Pull Request resolved: https://github.com/pytorch/pytorch/pull/98250
Approved by: https://github.com/rohan-varma
diff --git a/test/distributed/fsdp/test_fsdp_use_orig_params.py b/test/distributed/fsdp/test_fsdp_use_orig_params.py
index 10bf09b..3100135 100644
--- a/test/distributed/fsdp/test_fsdp_use_orig_params.py
+++ b/test/distributed/fsdp/test_fsdp_use_orig_params.py
@@ -18,6 +18,7 @@
     ShardingStrategy,
 )
 from torch.distributed.fsdp._common_utils import clean_tensor_name
+from torch.distributed.fsdp._init_utils import NO_RESHARD_AFTER_FORWARD_STRATEGIES
 from torch.distributed.fsdp.wrap import always_wrap_policy, ModuleWrapPolicy
 from torch.nn import TransformerDecoderLayer, TransformerEncoderLayer
 from torch.nn.parallel.distributed import DistributedDataParallel as DDP
@@ -500,6 +501,10 @@
 
         # Check that FSDP correctly exposes gradients even after forward
         # (namely, `None` for weights and non-`None` for biases)

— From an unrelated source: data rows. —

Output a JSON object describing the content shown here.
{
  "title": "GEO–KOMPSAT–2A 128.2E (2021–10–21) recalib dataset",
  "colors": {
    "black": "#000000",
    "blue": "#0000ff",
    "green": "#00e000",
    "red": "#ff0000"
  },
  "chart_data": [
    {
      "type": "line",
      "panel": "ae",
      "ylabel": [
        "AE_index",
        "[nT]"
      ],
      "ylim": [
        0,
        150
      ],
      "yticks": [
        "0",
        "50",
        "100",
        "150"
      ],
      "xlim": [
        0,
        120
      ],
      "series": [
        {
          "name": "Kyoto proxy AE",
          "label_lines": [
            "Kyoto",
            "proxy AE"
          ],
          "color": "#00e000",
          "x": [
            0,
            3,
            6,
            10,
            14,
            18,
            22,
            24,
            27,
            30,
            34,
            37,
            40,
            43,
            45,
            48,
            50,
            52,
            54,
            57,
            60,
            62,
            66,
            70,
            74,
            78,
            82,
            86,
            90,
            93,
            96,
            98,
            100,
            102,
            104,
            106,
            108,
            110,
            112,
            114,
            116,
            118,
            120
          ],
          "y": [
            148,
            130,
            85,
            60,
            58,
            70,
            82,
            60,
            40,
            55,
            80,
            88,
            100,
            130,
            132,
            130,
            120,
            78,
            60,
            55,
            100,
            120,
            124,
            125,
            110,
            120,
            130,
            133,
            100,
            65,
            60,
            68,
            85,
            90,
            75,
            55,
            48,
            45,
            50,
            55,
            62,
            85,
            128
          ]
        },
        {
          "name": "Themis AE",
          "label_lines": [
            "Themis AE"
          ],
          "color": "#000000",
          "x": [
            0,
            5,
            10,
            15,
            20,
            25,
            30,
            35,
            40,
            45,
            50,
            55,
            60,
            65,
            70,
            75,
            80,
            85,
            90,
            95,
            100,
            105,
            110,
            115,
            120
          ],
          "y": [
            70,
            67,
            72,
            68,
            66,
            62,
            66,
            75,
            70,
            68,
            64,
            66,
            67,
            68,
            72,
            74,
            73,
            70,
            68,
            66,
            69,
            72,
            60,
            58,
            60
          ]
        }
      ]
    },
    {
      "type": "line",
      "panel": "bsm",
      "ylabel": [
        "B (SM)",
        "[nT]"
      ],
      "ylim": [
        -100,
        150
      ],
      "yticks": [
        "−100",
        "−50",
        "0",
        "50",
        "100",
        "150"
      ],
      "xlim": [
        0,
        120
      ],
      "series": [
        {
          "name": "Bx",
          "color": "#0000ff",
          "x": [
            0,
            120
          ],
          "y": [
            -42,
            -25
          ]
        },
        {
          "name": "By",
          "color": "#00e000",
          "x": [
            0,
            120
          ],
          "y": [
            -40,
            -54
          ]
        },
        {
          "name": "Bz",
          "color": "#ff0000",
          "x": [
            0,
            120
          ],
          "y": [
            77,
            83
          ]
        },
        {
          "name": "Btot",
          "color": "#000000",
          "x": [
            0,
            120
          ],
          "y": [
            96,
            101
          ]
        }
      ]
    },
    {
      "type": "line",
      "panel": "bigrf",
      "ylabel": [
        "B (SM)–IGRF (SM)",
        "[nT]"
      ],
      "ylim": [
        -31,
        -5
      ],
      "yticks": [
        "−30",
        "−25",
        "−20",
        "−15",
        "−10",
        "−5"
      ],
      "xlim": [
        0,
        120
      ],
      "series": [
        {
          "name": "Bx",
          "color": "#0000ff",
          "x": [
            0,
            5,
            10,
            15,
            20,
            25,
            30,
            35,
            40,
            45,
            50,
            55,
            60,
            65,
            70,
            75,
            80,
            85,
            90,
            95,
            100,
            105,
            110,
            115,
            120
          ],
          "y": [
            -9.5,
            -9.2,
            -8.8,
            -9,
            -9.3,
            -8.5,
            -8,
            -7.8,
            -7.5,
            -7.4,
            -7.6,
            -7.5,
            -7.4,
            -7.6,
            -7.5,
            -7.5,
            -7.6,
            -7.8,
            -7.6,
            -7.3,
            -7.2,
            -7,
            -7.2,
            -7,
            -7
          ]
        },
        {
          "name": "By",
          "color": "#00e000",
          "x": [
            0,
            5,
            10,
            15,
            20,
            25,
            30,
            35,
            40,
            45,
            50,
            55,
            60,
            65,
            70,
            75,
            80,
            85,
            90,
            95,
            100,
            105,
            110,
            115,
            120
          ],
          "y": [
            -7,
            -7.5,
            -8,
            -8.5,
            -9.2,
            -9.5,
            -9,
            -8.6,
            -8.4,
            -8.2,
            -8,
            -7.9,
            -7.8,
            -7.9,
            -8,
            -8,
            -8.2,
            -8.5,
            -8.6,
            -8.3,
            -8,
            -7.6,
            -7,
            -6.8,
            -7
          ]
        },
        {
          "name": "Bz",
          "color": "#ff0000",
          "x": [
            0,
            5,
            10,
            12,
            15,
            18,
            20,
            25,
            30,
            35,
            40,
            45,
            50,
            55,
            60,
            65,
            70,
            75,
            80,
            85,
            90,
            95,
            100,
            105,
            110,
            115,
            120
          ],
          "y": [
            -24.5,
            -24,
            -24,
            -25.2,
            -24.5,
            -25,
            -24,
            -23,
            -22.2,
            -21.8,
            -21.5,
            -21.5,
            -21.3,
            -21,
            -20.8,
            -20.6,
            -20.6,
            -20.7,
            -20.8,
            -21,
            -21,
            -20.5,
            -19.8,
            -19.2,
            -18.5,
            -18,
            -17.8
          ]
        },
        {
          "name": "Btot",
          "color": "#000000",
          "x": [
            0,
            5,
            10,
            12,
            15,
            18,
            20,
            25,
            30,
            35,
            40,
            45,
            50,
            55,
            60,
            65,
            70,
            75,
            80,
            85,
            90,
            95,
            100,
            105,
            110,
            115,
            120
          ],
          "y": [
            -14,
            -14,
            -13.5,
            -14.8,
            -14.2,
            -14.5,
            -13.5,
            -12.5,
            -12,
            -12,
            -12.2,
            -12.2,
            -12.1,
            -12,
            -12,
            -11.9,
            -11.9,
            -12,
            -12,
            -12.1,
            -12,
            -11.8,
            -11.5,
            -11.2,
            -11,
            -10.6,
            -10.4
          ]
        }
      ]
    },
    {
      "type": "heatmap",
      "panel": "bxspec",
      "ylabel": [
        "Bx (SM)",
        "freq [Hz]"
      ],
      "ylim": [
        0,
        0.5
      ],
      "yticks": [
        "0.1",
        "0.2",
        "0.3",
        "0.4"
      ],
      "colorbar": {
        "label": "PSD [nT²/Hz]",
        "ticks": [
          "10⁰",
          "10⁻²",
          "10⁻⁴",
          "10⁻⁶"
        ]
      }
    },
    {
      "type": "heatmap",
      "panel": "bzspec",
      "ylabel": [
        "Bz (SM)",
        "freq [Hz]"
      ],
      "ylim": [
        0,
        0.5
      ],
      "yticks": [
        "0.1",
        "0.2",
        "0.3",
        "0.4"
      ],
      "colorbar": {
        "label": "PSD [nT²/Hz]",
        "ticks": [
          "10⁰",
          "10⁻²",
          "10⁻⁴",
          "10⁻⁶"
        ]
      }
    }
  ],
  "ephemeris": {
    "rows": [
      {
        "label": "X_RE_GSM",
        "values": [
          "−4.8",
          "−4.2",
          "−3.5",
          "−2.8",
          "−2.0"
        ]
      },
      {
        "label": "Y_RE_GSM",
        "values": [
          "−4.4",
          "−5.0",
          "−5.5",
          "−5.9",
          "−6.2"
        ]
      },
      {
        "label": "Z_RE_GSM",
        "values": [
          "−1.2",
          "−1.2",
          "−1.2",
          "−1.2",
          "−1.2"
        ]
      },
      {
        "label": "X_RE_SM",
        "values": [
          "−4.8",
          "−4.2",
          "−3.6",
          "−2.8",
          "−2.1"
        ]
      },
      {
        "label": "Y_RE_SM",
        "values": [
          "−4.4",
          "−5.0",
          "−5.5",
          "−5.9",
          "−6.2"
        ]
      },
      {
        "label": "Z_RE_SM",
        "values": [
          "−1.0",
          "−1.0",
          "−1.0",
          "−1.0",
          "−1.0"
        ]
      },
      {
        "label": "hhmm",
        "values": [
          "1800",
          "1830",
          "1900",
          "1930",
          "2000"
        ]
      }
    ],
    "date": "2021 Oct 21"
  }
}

+        if sharding_strategy in NO_RESHARD_AFTER_FORWARD_STRATEGIES:
+            # Skip the check since we do not expose the gradients after forward
+            # for these strategies
+            return
         for (ddp_n, ddp_p), (fsdp_n, fsdp_p) in zip(
             ddp_model.module.named_parameters(),
             fsdp_model.named_parameters(),
@@ -759,7 +764,9 @@
             def get_loss(self, inp, out):
                 return out.sum()
 
-        def check_parameter_parity(ddp_model, fsdp_model):
+        def check_parameter_parity(
+            ddp_model: DDP, fsdp_model: FSDP, between_fwd_and_bwd: bool
+        ):
             assert self.rank in (
                 0,
                 1,
@@ -773,6 +780,13 @@
                     # For `NO_SHARD`, do nothing since the original parameters
                     # are unflattened
                     pass
+                elif (
+                    between_fwd_and_bwd
+                    and sharding_strategy in NO_RESHARD_AFTER_FORWARD_STRATEGIES
+                ):
+                    # For no reshard after forward strategies, do nothing since
+                    # FSDP did not use sharded views after forward
+                    pass
                 # Otherwise, case on the parameter (see the model definition)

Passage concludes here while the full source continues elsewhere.